Immunoglobins 1 Flashcards
what is plasma and what is serum?
plasma = cell free fluid that contains clotting factors. serum = residual fluid when blood / plasma forms a clot
what is an anti-serum?
a serum that contains antibodies that bind to a particular antigen.
what are polyclonal serums and monoclonal serums?
- polyclonal serum = serum with many different antibodies from different B cells
- monoclonal = many identical antibodies from B cell clones.
how does a naive B cell become a plasma B cell that secretes antibody?

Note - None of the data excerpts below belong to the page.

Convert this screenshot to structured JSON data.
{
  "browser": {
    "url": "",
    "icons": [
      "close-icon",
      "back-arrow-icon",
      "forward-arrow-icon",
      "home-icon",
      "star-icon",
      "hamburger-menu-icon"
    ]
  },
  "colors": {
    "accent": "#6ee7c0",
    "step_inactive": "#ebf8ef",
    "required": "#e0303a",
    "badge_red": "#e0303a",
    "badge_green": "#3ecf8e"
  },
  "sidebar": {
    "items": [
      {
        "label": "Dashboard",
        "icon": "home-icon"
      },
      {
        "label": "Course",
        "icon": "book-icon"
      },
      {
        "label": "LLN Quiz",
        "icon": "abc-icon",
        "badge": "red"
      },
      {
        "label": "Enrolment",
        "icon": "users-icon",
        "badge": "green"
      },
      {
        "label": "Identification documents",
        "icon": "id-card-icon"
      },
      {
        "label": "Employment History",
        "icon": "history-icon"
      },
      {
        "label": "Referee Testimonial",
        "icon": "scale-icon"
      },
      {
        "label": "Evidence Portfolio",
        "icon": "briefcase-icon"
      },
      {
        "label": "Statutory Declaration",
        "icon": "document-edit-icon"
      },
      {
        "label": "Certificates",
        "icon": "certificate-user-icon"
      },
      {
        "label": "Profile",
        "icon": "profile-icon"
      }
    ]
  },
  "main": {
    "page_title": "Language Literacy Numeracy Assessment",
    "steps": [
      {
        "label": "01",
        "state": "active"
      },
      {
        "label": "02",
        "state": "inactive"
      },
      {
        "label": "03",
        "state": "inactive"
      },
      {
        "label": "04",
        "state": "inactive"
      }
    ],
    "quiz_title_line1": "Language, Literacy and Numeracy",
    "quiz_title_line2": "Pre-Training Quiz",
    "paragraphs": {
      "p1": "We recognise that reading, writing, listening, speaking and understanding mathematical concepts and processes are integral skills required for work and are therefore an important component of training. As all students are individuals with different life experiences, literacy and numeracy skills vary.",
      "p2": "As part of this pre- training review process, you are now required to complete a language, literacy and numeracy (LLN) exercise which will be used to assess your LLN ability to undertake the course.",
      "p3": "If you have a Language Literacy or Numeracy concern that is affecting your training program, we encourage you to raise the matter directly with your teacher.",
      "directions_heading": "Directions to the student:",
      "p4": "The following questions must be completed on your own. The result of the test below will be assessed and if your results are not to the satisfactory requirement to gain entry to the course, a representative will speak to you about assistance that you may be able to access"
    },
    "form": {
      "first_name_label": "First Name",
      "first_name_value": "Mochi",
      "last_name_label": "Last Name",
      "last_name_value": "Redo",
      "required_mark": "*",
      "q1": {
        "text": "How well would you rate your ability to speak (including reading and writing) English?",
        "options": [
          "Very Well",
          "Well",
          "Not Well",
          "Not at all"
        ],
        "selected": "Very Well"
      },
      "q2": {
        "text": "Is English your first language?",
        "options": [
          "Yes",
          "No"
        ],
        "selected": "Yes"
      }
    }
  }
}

it interacts with an antigen
what is multiple myeloma?
this is a disease in which you get over proliferative antibody production –> this disease lead to antibody discovery.
what is a hybridoma?
Researchers took mutated multiple myeloma cells and spleen cells from an immunized mouse. They fuzed these together to form what is called a hybridoma.
hybrodomas can be grown in special medium (HAT) and spew out antibody of interest.
what is HAT? what are HGPRT and TK?
HAT is a medium that hybridomas are grown on.
A - stops nucleotide synthesis
H and T are rescue functions which allow the cell to survive as long as HGPRT and TK enzymes are present.
Explain how mutant multiple myeloma cells and mouse spleen cells are created and the fuzed.
- the mouse is immunized to an antigen of interest
- the spleen creates plasma B cells that have antibodies to this antigen
- then we mutate the multiple myeloma cell so it cant have enzymes HGPRT and TK.
- then we use electrics to fuze cells
- we place in HAT medium
fuzed cells survive since mouse B cell provides HGPRT and TK.
B cells die cause they cant survive on their own
myeloma cells die since they lack enzymes to survive in HAT.
t or f, hybridoma fuzed cells are immortal and produce many antibodies
true
what is the basic monomeric structure of a antibody (4 chain heterodimer) ?
heave chain and light chain.
at tips of heavy and light chain is variable region. The rest is conserved. The base of the antibody is the Fc region which binds Fc receptors –> e.g. opsonization
once bound to an antigen, what are the three main antibody effector functions?
- neutralization
- opsonization
- complement activation
explain the three effector functions of antibodies
- neutralization –> many antibodies bind the antigen toxins and inhibit its toxicity. This will probably be eaten by a macrophage.
- opsonization –> many antibodies bind and surround an antigen. This is a signal for a macrophage to engulf it and digest it
- complement –> the bound antibodies will signal for complement proteins to come. These cause cell lysis
What is antibody-dependent cell-mediated cyto-toxicity (ADCC) (4 steps starting at infecting a host cell)
- a cell gets infected (usually by virus) and foreign proteins get expressed onto the surface of that cell
- antibodies bind these viral proteins
- the Fc regions of the antibodies gets recognized by NK cells which bind them via Fc receptors
- NK cells kill the infected cell via apoptosis
true or false, ADCC is the same thing as APC and T cells?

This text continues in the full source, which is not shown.